Consider Investing in Automation
You’ll discover you might be putting more time and energy into managing various social media accounts than you expected. When this happens, look at centralizing this content using platforms that automate scheduling and publication.
If you’re using platforms such as HeyOrca or SproutSocial, you can sign into various accounts, mix and match, and echo various messages you’re sending as part of your overall content marketing strategy.
If you’re sticking to a spreadsheet, use a calendar format and color code your information – then commit to regular, scheduled uploads.
Master Your Analytics
The best part of investing in social media creation is that all the major platforms will provide you useful, often critical, information about your customers in the form of analytics. Analytics are at the core of improving your social media marketing efforts. You can pick up on what posts were most read and most popular, most liked, at what times, and in what locations.

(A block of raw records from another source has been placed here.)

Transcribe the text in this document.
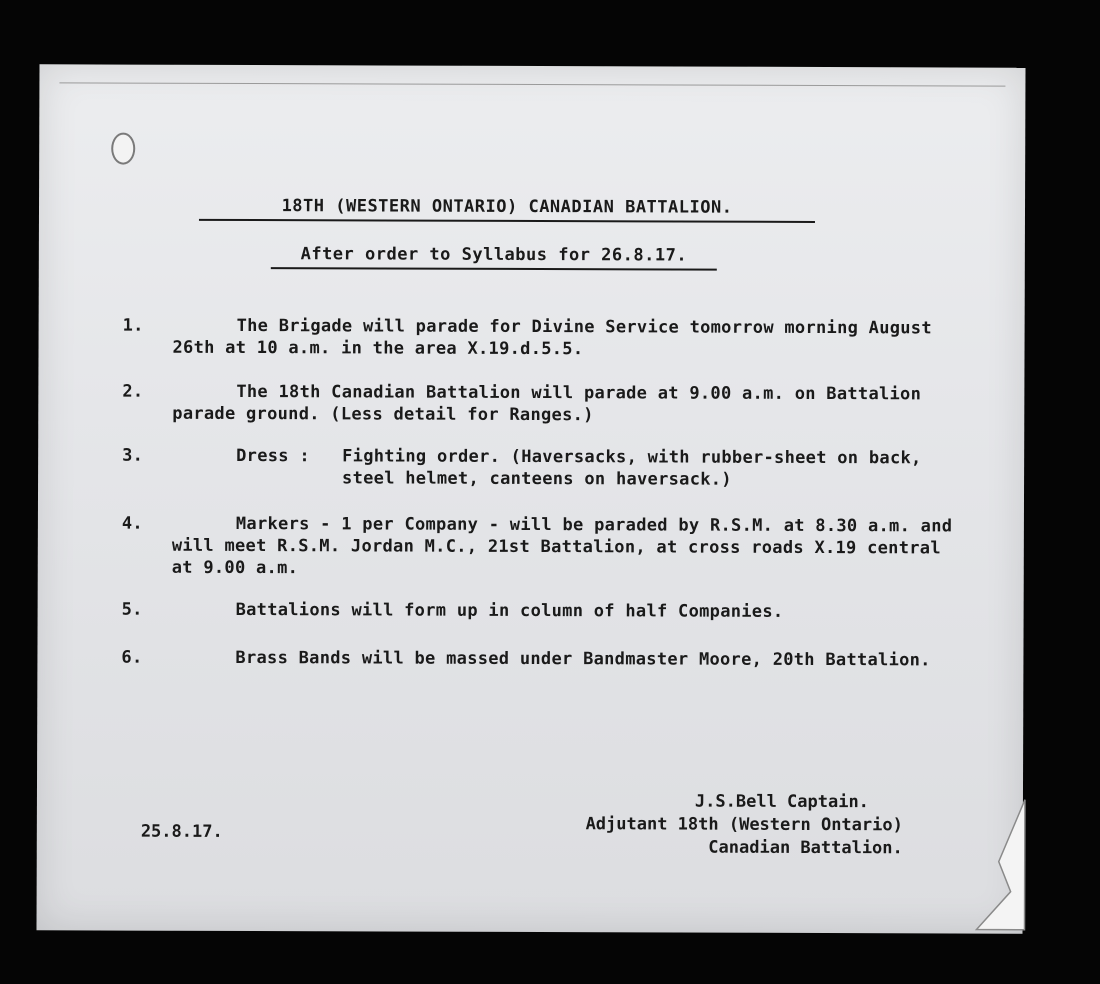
18TH (WESTERN ONTARIO) CANADIAN BATTALION.
After order to Syllabus for 26.8.17.
1.	The Brigade will parade for Divine Service tomorrow morning August 26th at 10 a.m. in the area X.19.d.5.5.
2.	The 18th Canadian Battalion will parade at 9.00 a.m. on Battalion parade ground. (Less detail for Ranges.)
3.	Dress : Fighting order. (Haversacks, with rubber-sheet on back, steel helmet, canteens on haversack.)
4.	Markers - 1 per Company - will be paraded by R.S.M. at 8.30 a.m. and will meet R.S.M. Jordan M.C., 21st Battalion, at cross roads X.19 central at 9.00 a.m.
5.	Battalions will form up in column of half Companies.
6.	Brass Bands will be massed under Bandmaster Moore, 20th Battalion.
25.8.17.
J.S.Bell Captain.
Adjutant 18th (Western Ontario)
Canadian Battalion.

Instagram, Facebook, and Twitter provide their own analytics activity on your posts – but so will most of your social media management tools. There’s a rich treasure trove of marketing and audience data that can help you schedule better content based on any number of variables, like time or day. Social media listening – which picks up on the tone of social media conversations on your brand – will also inform your content creation moving forward.
Social media campaigns, once you’ve mastered planning and scheduling, can be managed to rising levels of complexity by you, a social media team. When the efforts multiply, it might become necessary to engage the services of a digital marketing agency to craft and deploy your messaging campaigns.
Whatever you choose to do, remember that the biggest advantage of social media is that it costly a truly small fraction of traditional marketing – and that you can iterate and improve your messaging and social media posting strategy based on your analytics.
Marianne Carandang has written for lifestyle, B2B trade media, and business. Her passions include cooking and writing about food, languages, and planning future travels.